Surgical Indications

Surgical indications for syphilitic aortic aneurysm include:

  • Symptom relief
  • Prevention of aortic rupture or sudden death
  • Aortic valve insufficiency
  • Aortic aneurysm
  • Syphilis 5

Importance of Early Diagnosis and Treatment

Early diagnosis and treatment of syphilitic aortic aneurysm are crucial to prevent life-threatening complications and improve patient outcomes 4, 3, 6. A high index of suspicion is required for the early recognition of syphilitic aortic aneurysm, especially in patients with a history of untreated syphilis or those presenting with deceptive clinical symptoms 3.

References

Guideline

Guideline Directed Topic Overview

Dr.Oracle Medical Advisory Board & Editors, 2025

Research

Syphilitic Aortitis Diagnosis in Clinical Setting.
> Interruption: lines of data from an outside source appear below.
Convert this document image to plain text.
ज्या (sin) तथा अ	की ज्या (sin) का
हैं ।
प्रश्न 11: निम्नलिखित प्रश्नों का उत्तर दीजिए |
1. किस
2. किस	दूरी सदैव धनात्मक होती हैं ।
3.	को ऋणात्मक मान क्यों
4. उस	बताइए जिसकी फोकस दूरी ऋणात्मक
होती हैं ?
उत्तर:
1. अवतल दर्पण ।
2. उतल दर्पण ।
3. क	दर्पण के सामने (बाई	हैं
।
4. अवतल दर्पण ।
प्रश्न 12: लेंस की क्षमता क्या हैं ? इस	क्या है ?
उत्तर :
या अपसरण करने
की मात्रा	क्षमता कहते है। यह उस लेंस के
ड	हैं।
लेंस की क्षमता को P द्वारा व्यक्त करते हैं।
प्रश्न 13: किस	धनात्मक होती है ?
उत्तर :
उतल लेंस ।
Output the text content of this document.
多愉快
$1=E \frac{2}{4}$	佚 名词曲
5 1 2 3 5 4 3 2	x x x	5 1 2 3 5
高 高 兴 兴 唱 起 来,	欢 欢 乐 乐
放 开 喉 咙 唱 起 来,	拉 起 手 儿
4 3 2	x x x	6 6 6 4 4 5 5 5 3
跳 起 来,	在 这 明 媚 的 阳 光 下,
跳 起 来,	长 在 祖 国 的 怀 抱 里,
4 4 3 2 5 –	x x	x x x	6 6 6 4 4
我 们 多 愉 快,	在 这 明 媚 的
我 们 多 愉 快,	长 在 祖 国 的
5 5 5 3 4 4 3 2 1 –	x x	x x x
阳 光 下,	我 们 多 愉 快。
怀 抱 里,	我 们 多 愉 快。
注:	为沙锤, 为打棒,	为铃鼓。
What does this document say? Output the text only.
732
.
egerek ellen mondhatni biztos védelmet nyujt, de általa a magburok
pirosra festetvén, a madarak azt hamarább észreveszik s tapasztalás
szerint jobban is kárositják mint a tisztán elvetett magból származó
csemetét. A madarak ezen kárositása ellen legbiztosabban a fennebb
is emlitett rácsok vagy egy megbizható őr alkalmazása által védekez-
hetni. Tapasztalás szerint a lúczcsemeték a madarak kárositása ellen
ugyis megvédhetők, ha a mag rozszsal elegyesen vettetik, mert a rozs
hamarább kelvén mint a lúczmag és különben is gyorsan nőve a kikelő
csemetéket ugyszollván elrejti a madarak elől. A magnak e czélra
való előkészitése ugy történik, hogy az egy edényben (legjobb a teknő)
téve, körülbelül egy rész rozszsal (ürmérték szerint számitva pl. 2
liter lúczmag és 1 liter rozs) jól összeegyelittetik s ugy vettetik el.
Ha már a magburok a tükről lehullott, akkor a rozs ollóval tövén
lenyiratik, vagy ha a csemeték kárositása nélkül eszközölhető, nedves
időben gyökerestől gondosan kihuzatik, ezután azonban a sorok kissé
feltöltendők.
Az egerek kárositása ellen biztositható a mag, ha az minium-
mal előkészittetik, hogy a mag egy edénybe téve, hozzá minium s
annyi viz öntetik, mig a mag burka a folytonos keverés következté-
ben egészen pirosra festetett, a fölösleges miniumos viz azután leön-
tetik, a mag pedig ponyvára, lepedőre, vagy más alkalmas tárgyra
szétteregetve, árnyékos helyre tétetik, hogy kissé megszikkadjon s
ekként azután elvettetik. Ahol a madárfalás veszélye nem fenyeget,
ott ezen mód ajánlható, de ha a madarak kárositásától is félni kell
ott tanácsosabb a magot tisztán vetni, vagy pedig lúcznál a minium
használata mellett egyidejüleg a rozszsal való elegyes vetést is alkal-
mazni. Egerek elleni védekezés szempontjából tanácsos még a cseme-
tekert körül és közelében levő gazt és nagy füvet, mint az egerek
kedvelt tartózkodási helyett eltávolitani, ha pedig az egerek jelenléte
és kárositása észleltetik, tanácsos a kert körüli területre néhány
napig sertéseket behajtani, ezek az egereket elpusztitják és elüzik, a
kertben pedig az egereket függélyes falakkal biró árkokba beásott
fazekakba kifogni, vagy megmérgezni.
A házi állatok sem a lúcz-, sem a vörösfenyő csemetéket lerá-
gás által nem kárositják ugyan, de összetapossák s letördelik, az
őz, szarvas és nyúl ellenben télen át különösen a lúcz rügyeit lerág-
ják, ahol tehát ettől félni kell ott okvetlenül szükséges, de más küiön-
Revista portuguesa de cirurgia cardio-toracica e vascular : orgao oficial da Sociedade Portuguesa de Cirurgia Cardio-Toracica e Vascular, 2017

Professional Medical Disclaimer

This information is intended for healthcare professionals. Any medical decision-making should rely on clinical judgment and independently verified information. The content provided herein does not replace professional discretion and should be considered supplementary to established clinical guidelines. Healthcare providers should verify all information against primary literature and current practice standards before application in patient care. Dr.Oracle assumes no liability for clinical decisions based on this content.